Explained: The Need For Balancing Development And Conservation With Rs 6,000 Crore Kaziranga Elevated Road Project
The project will ensure the preservation of Kaziranga landscape.
It will present a good example of the coexistence of conservation and development to be emulated in projects through natural areas.
Union Minister for Road Transport and Highways Nitin Gadkari conducted a review of the progress of the Kaziranga Elevated Road Project on Wednesday (10 May).
Kaziranga National Park, situated in Assam, is a United Nations Educational, Scientific and Cultural Organization (UNESCO) World Heritage Site of India and is known for the great Indian one-horned rhinoceros.
The Kaziranga Elevated Road project entails the construction of approximately 34 kilometres of elevated roads at sites identified by the Wildlife Institute of India (WII), where animal crossings occur.
The elevated highway will run alongside the present NH 715.
Assam's Public Works Department (PWD) has requested permission from the Environment Ministry to build a greenfield four-lane elevated road for the execution of wildlife-friendly measures on the Kaziranga National Park segment of NH 715 (previously NH 37).

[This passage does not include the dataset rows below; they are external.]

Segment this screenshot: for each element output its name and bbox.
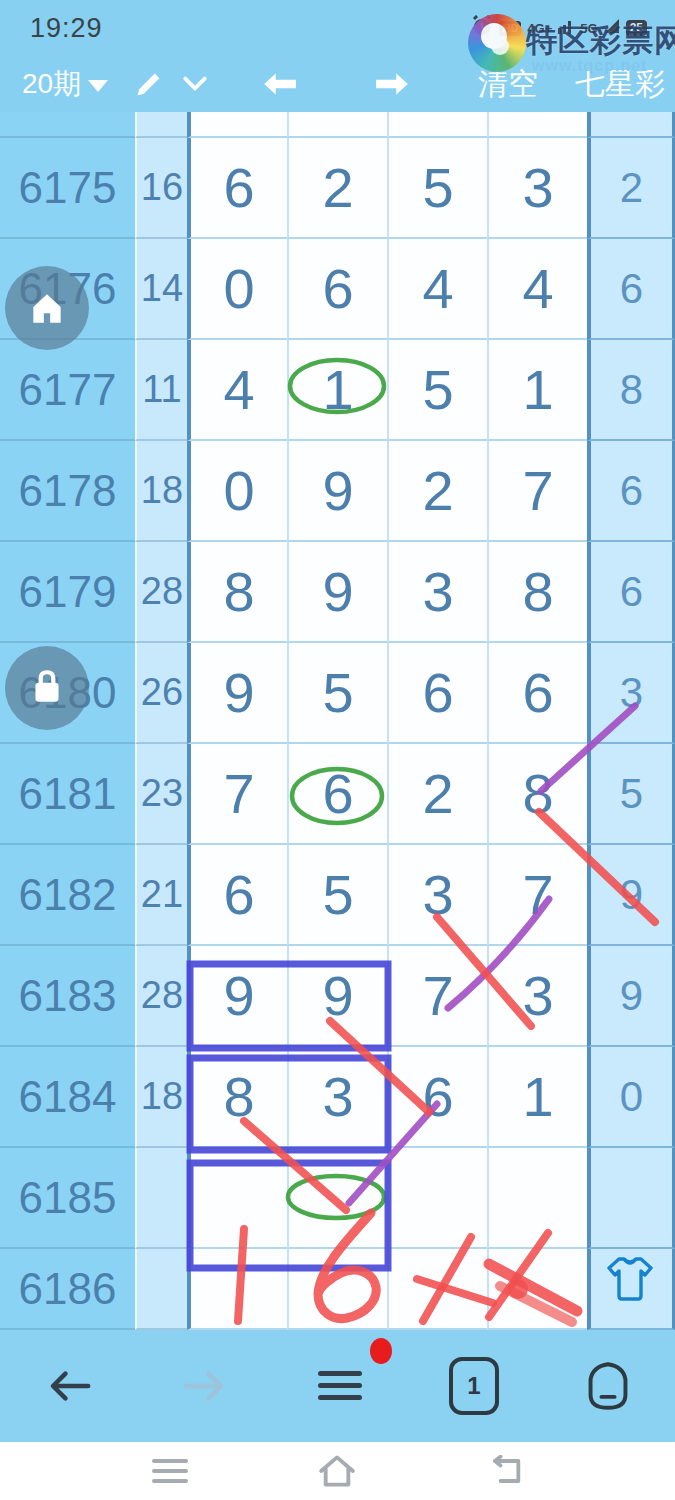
grid-row-6180: 61802695663 [0,643,675,744]
digit-cell[interactable]: 9 [287,946,387,1047]
tail-cell[interactable]: 2 [587,138,675,239]
menu-icon [318,1371,362,1401]
digit-cell[interactable]: 2 [287,138,387,239]
system-menu-icon [152,1459,188,1483]
shirt-skin-button[interactable] [604,1256,656,1306]
grid-row-6185: 6185 [0,1148,675,1249]
digit-cell[interactable]: 4 [487,239,587,340]
digit-cell[interactable] [387,1249,487,1330]
digit-cell[interactable]: 5 [387,340,487,441]
period-cell: 6179 [0,542,135,643]
digit-cell[interactable]: 8 [187,542,287,643]
digit-cell[interactable]: 3 [287,1047,387,1148]
tail-cell[interactable] [587,1148,675,1249]
digit-cell[interactable]: 3 [387,845,487,946]
digit-cell[interactable]: 7 [187,744,287,845]
digit-cell[interactable]: 1 [487,340,587,441]
pencil-icon [134,69,164,99]
sum-cell: 16 [135,138,187,239]
grid-row-6176: 61761406446 [0,239,675,340]
lock-fab-button[interactable] [5,646,89,730]
digit-cell[interactable]: 0 [187,239,287,340]
digit-cell[interactable]: 2 [387,744,487,845]
system-home-icon [317,1454,357,1488]
digit-cell[interactable] [387,112,487,138]
digit-cell[interactable]: 5 [287,643,387,744]
digit-cell[interactable]: 9 [187,643,287,744]
period-cell: 6184 [0,1047,135,1148]
digit-cell[interactable] [487,1148,587,1249]
sum-cell: 26 [135,643,187,744]
digit-cell[interactable]: 6 [287,744,387,845]
arrow-right-icon [374,72,410,96]
grid-row-6179: 61792889386 [0,542,675,643]
digit-cell[interactable]: 8 [487,542,587,643]
browser-nav-bar: 1 [0,1330,675,1442]
digit-cell[interactable]: 8 [487,744,587,845]
arrow-left-icon [262,72,298,96]
digit-cell[interactable]: 4 [187,340,287,441]
period-cell: 6182 [0,845,135,946]
digit-cell[interactable]: 5 [387,138,487,239]
back-arrow-icon [47,1369,93,1403]
digit-cell[interactable]: 6 [187,138,287,239]
digit-cell[interactable]: 6 [287,239,387,340]
lock-icon [28,667,66,709]
app-squircle-icon [584,1360,632,1412]
nav-back-button[interactable] [30,1330,110,1442]
digit-cell[interactable]: 9 [287,542,387,643]
period-selector[interactable]: 20期 [22,56,108,112]
redo-right-button[interactable] [374,56,410,112]
tail-cell[interactable]: 3 [587,643,675,744]
sum-cell [135,1148,187,1249]
system-back-button[interactable] [465,1442,545,1500]
digit-cell[interactable]: 7 [487,845,587,946]
period-cell: 6178 [0,441,135,542]
home-icon [25,287,69,329]
tail-cell[interactable]: 9 [587,946,675,1047]
period-cell: 6175 [0,138,135,239]
sum-cell: 11 [135,340,187,441]
digit-cell[interactable]: 6 [487,643,587,744]
grid-row-6175: 61751662532 [0,138,675,239]
digit-cell[interactable]: 6 [387,1047,487,1148]
tail-cell[interactable]: 8 [587,340,675,441]
system-home-button[interactable] [297,1442,377,1500]
sum-cell: 28 [135,946,187,1047]
watermark-title: 特区彩票网 [526,20,675,62]
digit-cell[interactable]: 7 [487,441,587,542]
grid-row-6177: 61771141518 [0,340,675,441]
tail-cell[interactable]: 6 [587,542,675,643]
digit-cell[interactable]: 1 [487,1047,587,1148]
period-cell: 6181 [0,744,135,845]
sum-cell: 18 [135,441,187,542]
sum-cell: 18 [135,1047,187,1148]
sum-cell: 23 [135,744,187,845]
sum-cell [135,1249,187,1330]
grid-row-6182: 61822165379 [0,845,675,946]
grid-row-6181: 61812376285 [0,744,675,845]
pencil-tool-button[interactable] [134,56,164,112]
digit-cell[interactable]: 9 [187,946,287,1047]
digit-cell[interactable]: 4 [387,239,487,340]
system-nav-bar [0,1442,675,1500]
tab-counter-icon: 1 [449,1357,499,1415]
tail-cell[interactable]: 5 [587,744,675,845]
period-cell: 6186 [0,1249,135,1330]
trend-chart-grid[interactable]: 6175166253261761406446617711415186178180… [0,112,675,1330]
nav-forward-button[interactable] [164,1330,244,1442]
nav-app-button[interactable] [568,1330,648,1442]
digit-cell[interactable] [187,1148,287,1249]
digit-cell[interactable]: 6 [187,845,287,946]
period-cell [0,112,135,138]
digit-cell[interactable]: 8 [187,1047,287,1148]
tail-cell[interactable]: 6 [587,239,675,340]
period-cell: 6177 [0,340,135,441]
system-menu-button[interactable] [130,1442,210,1500]
sum-cell: 28 [135,542,187,643]
digit-cell[interactable] [287,1148,387,1249]
system-back-icon [485,1455,525,1487]
chevron-down-icon [182,75,208,93]
tail-cell[interactable]: 9 [587,845,675,946]
clock-time: 19:29 [30,13,103,44]
grid-row-6183: 61832899739 [0,946,675,1047]
digit-cell[interactable] [387,1148,487,1249]
grid-row-6184: 61841883610 [0,1047,675,1148]
period-cell: 6185 [0,1148,135,1249]
period-selector-label: 20期 [22,65,81,103]
digit-cell[interactable]: 5 [287,845,387,946]
digit-cell[interactable] [287,1249,387,1330]
sum-cell: 14 [135,239,187,340]
nav-menu-button[interactable] [300,1330,380,1442]
digit-cell[interactable]: 7 [387,946,487,1047]
digit-cell[interactable] [187,1249,287,1330]
digit-cell[interactable] [487,1249,587,1330]
digit-cell[interactable]: 1 [287,340,387,441]
digit-cell[interactable] [487,112,587,138]
grid-row-6186: 6186 [0,1249,675,1330]
sum-cell: 21 [135,845,187,946]
tail-cell[interactable]: 0 [587,1047,675,1148]
shirt-icon [604,1256,656,1302]
digit-cell[interactable]: 3 [387,542,487,643]
dropdown-triangle-icon [88,80,108,92]
digit-cell[interactable]: 2 [387,441,487,542]
digit-cell[interactable]: 0 [187,441,287,542]
period-cell: 6183 [0,946,135,1047]
digit-cell[interactable] [287,112,387,138]
sum-cell [135,112,187,138]
watermark-url: www.tqcp.net [532,57,647,75]
forward-arrow-icon [181,1369,227,1403]
home-fab-button[interactable] [5,266,89,350]
tail-cell[interactable]: 6 [587,441,675,542]
digit-cell[interactable]: 6 [387,643,487,744]
digit-cell[interactable]: 3 [487,138,587,239]
grid-row-partial [0,112,675,138]
nav-tabs-button[interactable]: 1 [434,1330,514,1442]
digit-cell[interactable] [187,112,287,138]
digit-cell[interactable]: 3 [487,946,587,1047]
undo-left-button[interactable] [262,56,298,112]
menu-red-dot-badge [370,1338,392,1364]
watermark-logo-icon [468,14,526,72]
tool-dropdown-chevron[interactable] [182,56,208,112]
phone-screen: 19:29 HD 4G+ 5G 25 特区彩票网 www.tqcp.net 20… [0,0,675,1500]
tail-cell[interactable] [587,112,675,138]
grid-row-6178: 61781809276 [0,441,675,542]
digit-cell[interactable]: 9 [287,441,387,542]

The expert appraisal committee (EAC) of the Union Environment Ministry has recommended that terms of reference (ToR) be granted to the Assam government's long-pending request to build a new four-lane elevated highway with animal crossings to replace NH 715.
The ToR grant is an important aspect of obtaining environmental clearance for large projects. Following the approval of the ToR, the project will undergo public consultations, culminating in final environmental clearance from the Centre.
Over 70 hectares of land will be required for the project, which will need the removal of over 3,000 trees. For local needs, EAC has sought bare minimum tree removal and an access-controlled structure.
Salient Features Of The Project
The four-lane project will run along an existing arterial highway (NH 715) and will be built at a cost of Rs 6,000 crore.
Additionally, it involves widening the intervening at-grade road to a four-lane highway, totalling approximately 50 kilometres in length, and building tunnels spanning approximately 3km kilometres. The alignment was determined in collaboration with the WII.
The elevated road is planned to be built over nine corridors used by the animals of the Kaziranga National Park (KNP) usually during high floods.
The nine identified corridors are Panbari, Haldhibari, Bagori, Harmati, Kanchanjuri, Hatidandi, Deosur, Chirang and Amguri.
This will have a vertical clearance of 9-10 metres for animals' passage underground, two tunnels, and nine animal corridors in the Nagaon and Golaghat districts.
Noise barriers and head light diffusers with vegetated panels and solar panels would be installed on the project.
The project will also feature cut and fill tunnels for animal overpass.
Need for Kaziranga Elevated Road Project — Roadkills, Habitat Fragmentation
NH 715 is a 61 km stretch, running along the southern boundary of Kaziranga National Park, between Bokakhat and Ghorakati ranges. It connects Assam and Imphal.
Kaziranga National Park provides a habitat for Bengal tigers, Asian elephants, and two-thirds of the world’s one-horned rhinoceroses, as well as a diverse array of smaller mammals, reptiles, amphibians, and birds.
Kaziranga National Park is bordered to the north by the Brahmaputra River, which floods the park every monsoon season (June–September).
As the rains begin, many animals are forced to cross the NH to access the higher-elevation hills in the Karbi-Anglong district to the south, becoming vulnerable to collisions with vehicles.
Previously, this was not a serious concern because the park's woodlands and grasslands formed a unified natural unit with few human habitations.
However, in recent years, NH 715, which runs parallel to the park's southern edge, has opened up the area to tea plantations and settlers, and as a result, the forest cover has decreased, resulting in habitat fragmentation.
The traffic on the 54 km stretch of highway also acts as a barrier to animals moving from the park to the Karbi Anglong hills during the monsoon.
This has affected the natural movement of animal communities between grasslands and woodlands in the landscape to avoid floods as well as to forage and other life processes.
According to WII research, 1,176 wild animals were killed along the 64-kilometre course of the highway in KNP between January and December 2019. The number of animals killed on the roads has increased over the years.
With this project, the wild animals crossing from Kaziranga to Karbi Anglong will be provided a safe passage to maintain the integrity and sustainability of Kaziranga National Park.
Balancing Conservation And Development — Boost To Tourism
Additionally, the project is also expected to boost tourism in the region, which is a significant contributor to the state's economy.
Viewing platforms on the elevated road, complete with vehicle parking and kiosks will be included to provide tourists with an opportunity for wildlife watching.
The project will ensure preservation of Kaziranga Landscape. It will present a good example of coexistence of conservation and development to be emulated in projects through natural areas.